Of particular interest was a session about separate accounts led by Steve Deutsch, director of separate accounts at Morningstar. Deutsch wondered, “Have we reached ‘The Tipping Point’ for separate accounts?” referring to the best-selling book The Tipping Point: How Little Things Can Make a Big Difference, by Malcolm Gladwell.

Separately managed accounts (SMAs) have been called at different times and in different places asset-based fee accounts, wrap accounts, privately managed accounts, and individually managed accounts. Now they may be marketed under a new moniker, the unified managed account (UMA). All this confusion over names and no real agreement on performance presentation may be part of the reason why these accounts are not as popular as they were projected to be even with the march toward a fee-based approach to asset management. According to Morningstar, only about 20% of advisors offer SMAs. Of the approximately $576 billion invested in retail SMAs, Deutsch says 80% of the assets are held by Merrill Lynch, Smith Barney, UBS, Prudential, and Morgan Stanley. These are retail accounts of under $1 million; the average account size is $283,000, and they carry a charge of 28-53 basis points.

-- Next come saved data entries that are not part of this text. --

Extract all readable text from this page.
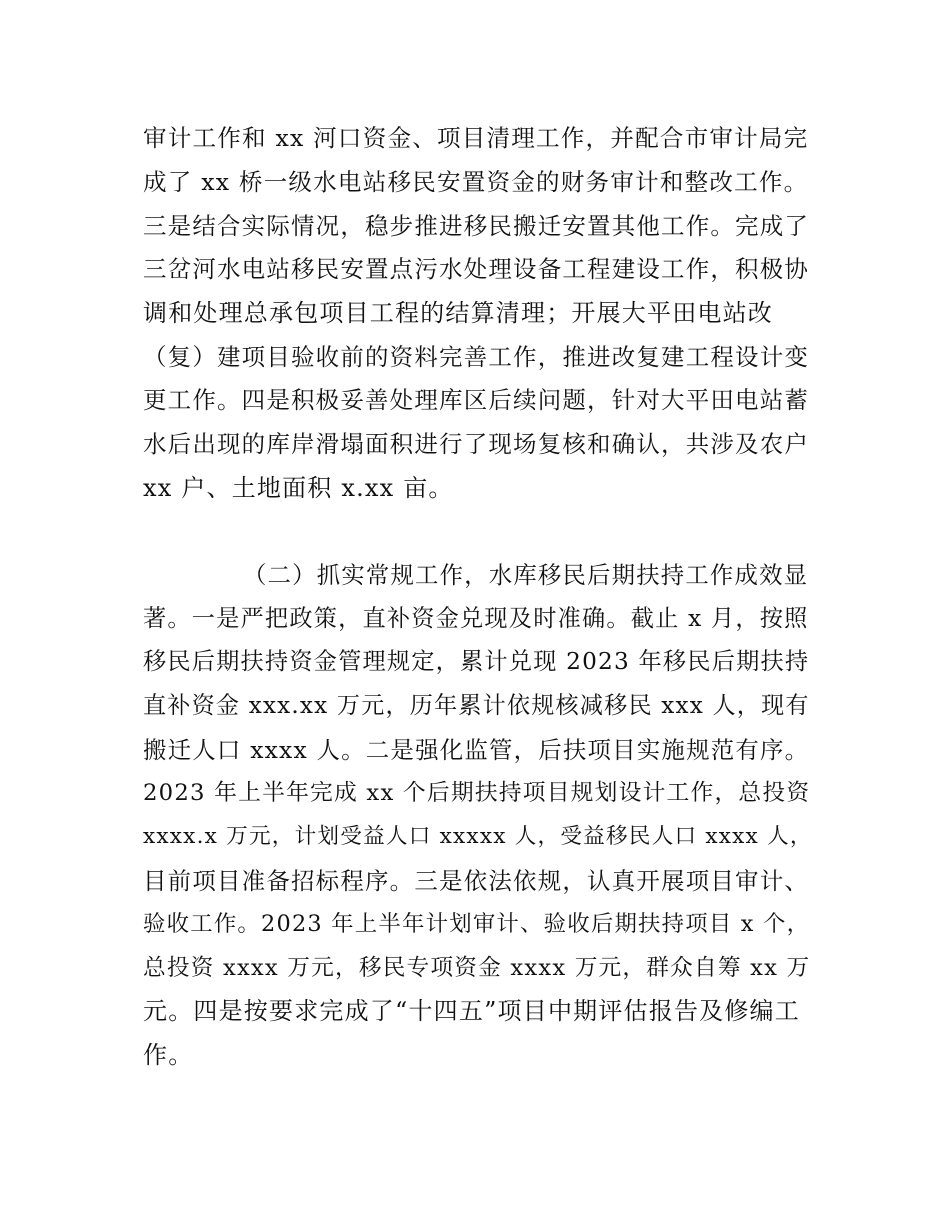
审计工作和 xx 河口资金、项目清理工作，并配合市审计局完

成了 xx 桥一级水电站移民安置资金的财务审计和整改工作。

三是结合实际情况，稳步推进移民搬迁安置其他工作。完成了

三岔河水电站移民安置点污水处理设备工程建设工作，积极协

调和处理总承包项目工程的结算清理；开展大平田电站改

（复）建项目验收前的资料完善工作，推进改复建工程设计变

更工作。四是积极妥善处理库区后续问题，针对大平田电站蓄

水后出现的库岸滑塌面积进行了现场复核和确认，共涉及农户

xx 户、土地面积 x.xx 亩。

（二）抓实常规工作，水库移民后期扶持工作成效显

著。一是严把政策，直补资金兑现及时准确。截止 x 月，按照

移民后期扶持资金管理规定，累计兑现 2023 年移民后期扶持

直补资金 xxx.xx 万元，历年累计依规核减移民 xxx 人，现有

搬迁人口 xxxx 人。二是强化监管，后扶项目实施规范有序。

2023 年上半年完成 xx 个后期扶持项目规划设计工作，总投资

xxxx.x 万元，计划受益人口 xxxxx 人，受益移民人口 xxxx 人，

目前项目准备招标程序。三是依法依规，认真开展项目审计、

验收工作。2023 年上半年计划审计、验收后期扶持项目 x 个，

总投资 xxxx 万元，移民专项资金 xxxx 万元，群众自筹 xx 万

元。四是按要求完成了“十四五”项目中期评估报告及修编工

作。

Why is there a feeling of unrealized promise with SMAs? Apparently some of the greatest selling points are underutilized: customization and tax efficiency. Deutsch says only 25% of SMAs are customized, and pointed to a Cerulli Associates study that found that only 30% of taxable accounts get any special tax treatment.

Some in the industry hope that unified managed accounts (UMAs) will be the answer. That’s a place where “separate accounts, mutual funds, hedge funds, and ETFs can happily exist in one portfolio,” says Deutsch.

Working With an Overlay Manager

Randy Bullard, president of Placemark Investments in Wellesley, Massachusetts, and Dallas, is an overlay manager who spoke during the session. He deals with program sponsors–wirehouses, large regional broker/dealers, and some individual broker/dealers. His firm sets up, manages, and deploys UMAs, a product that’s been around for about two years. A UMA might contain two or more separate accounts, ETFs, commodities, hedge funds, and individual securities, allowing managers to “mix and match,” he says, “to best meet a variety of client needs.” Overlay managers implement asset allocation, rebalancing, risk analysis, cash management restrictions, investment restrictions if necessary, and tax optimization based on client circumstances. Several firms are now using UMAs instead of wrap accounts, targeting clients with $200,000 to $5 million; UMAs are “cost neutral,” says Bullard, compared with traditional SMAs.

Another panelist, Robert Jorgensen, co-founder of Ascentia Capital Partners, LLC, in Reno, and author of the book Individually Managed Accounts: An Investor’s Guide, says he began using individually managed accounts in 1984. “To reduce risk,” he says, “Modern Portfolio Theory teaches us to integrate non-correlated investments into a client’s portfolio.” He says the trend is to move into the UMA stocks, bonds, commodities, currencies, mutual funds and hedge funds that use long/short strategies, and other alternative investments.